Free Random Projection for In-Context Reinforcement Learning
This work addresses generalization challenges in reinforcement learning for agents operating in complex environments, representing an incremental improvement over existing random projection methods.
The paper tackles the problem of improving generalization in reinforcement learning by introducing Free Random Projection, an input mapping based on free probability theory that naturally encodes hierarchical structure. Empirical results show it consistently outperforms standard random projection on multi-environment benchmarks, with theoretical analyses explaining its enhanced performance in hierarchically structured state spaces.

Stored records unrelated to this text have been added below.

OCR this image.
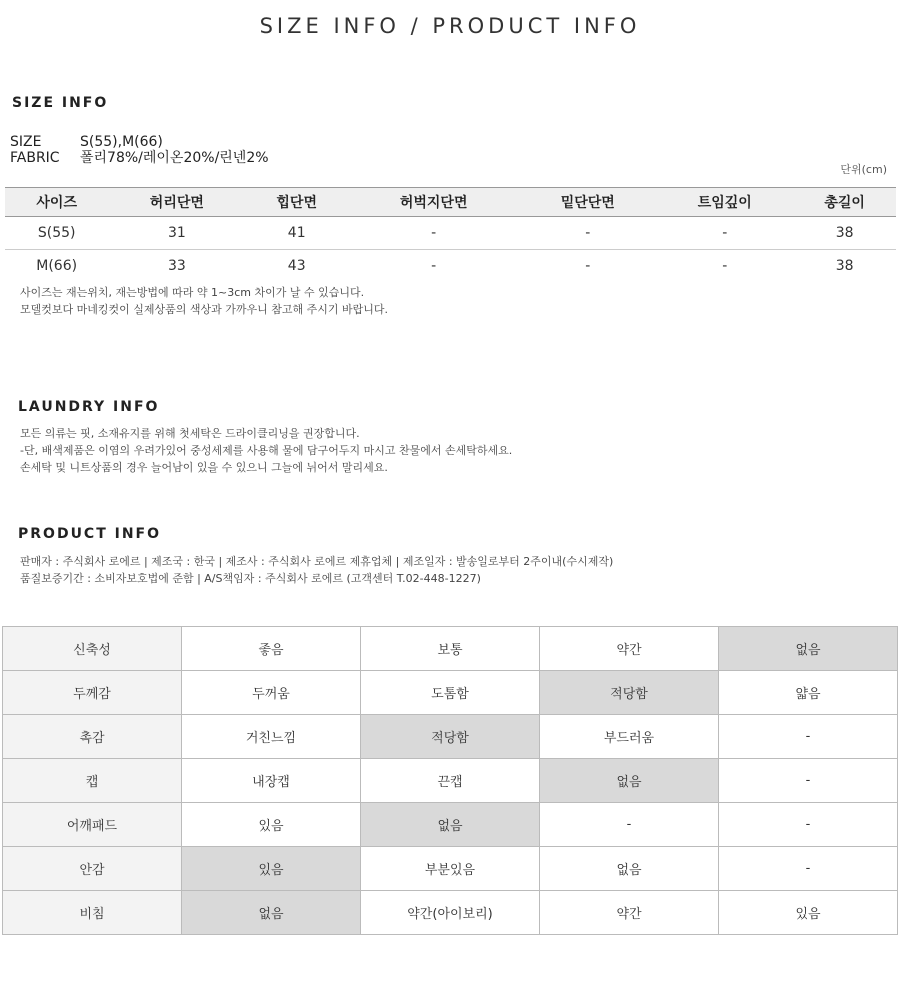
SIZE INFO / PRODUCT INFO
SIZE INFO
SIZE	S(55),M(66)
FABRIC 폴리78%/레이온20%/린넨2%
단위(cm)
사이즈	허리단면	힙단면	허벅지단면	밑단단면	트임깊이	총길이
S(55)	31	41	-	-	-	38
M(66)	33	43	-	-	-	38
사이즈는 재는위치, 재는방법에 따라 약 1~3cm 차이가 날 수 있습니다.
모델컷보다 마네킹컷이 실제상품의 색상과 가까우니 참고해 주시기 바랍니다.
LAUNDRY INFO
모든 의류는 핏, 소재유지를 위해 첫세탁은 드라이클리닝을 권장합니다.
-단, 배색제품은 이염의 우려가있어 중성세제를 사용해 물에 담구어두지 마시고 찬물에서 손세탁하세요.
손세탁 및 니트상품의 경우 늘어남이 있을 수 있으니 그늘에 뉘어서 말리세요.
PRODUCT INFO
판매자 : 주식회사 로에르 | 제조국 : 한국 | 제조사 : 주식회사 로에르 제휴업체 | 제조일자 : 발송일로부터 2주이내(수시제작)
품질보증기간 : 소비자보호법에 준함 | A/S책임자 : 주식회사 로에르 (고객센터 T.02-448-1227)
신축성	좋음	보통	약간	없음
두께감	두꺼움	도톰함	적당함	얇음
촉감	거친느낌	적당함	부드러움	-
캡	내장캡	끈캡	없음	-
어깨패드	있음	없음	-	-
안감	있음	부분있음	없음	-
비침	없음	약간(아이보리)	약간	있음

Hierarchical inductive biases are hypothesized to promote generalizable policies in reinforcement learning, as demonstrated by explicit hyperbolic latent representations and architectures. Therefore, a more flexible approach is to have these biases emerge naturally from the algorithm. We introduce Free Random Projection, an input mapping grounded in free probability theory that constructs random orthogonal matrices where hierarchical structure arises inherently. The free random projection integrates seamlessly into existing in-context reinforcement learning frameworks by encoding hierarchical organization within the input space without requiring explicit architectural modifications. Empirical results on multi-environment benchmarks show that free random projection consistently outperforms the standard random projection, leading to improvements in generalization. Furthermore, analyses within linearly solvable Markov decision processes and investigations of the spectrum of kernel random matrices reveal the theoretical underpinnings of free random projection's enhanced performance, highlighting its capacity for effective adaptation in hierarchically structured state spaces.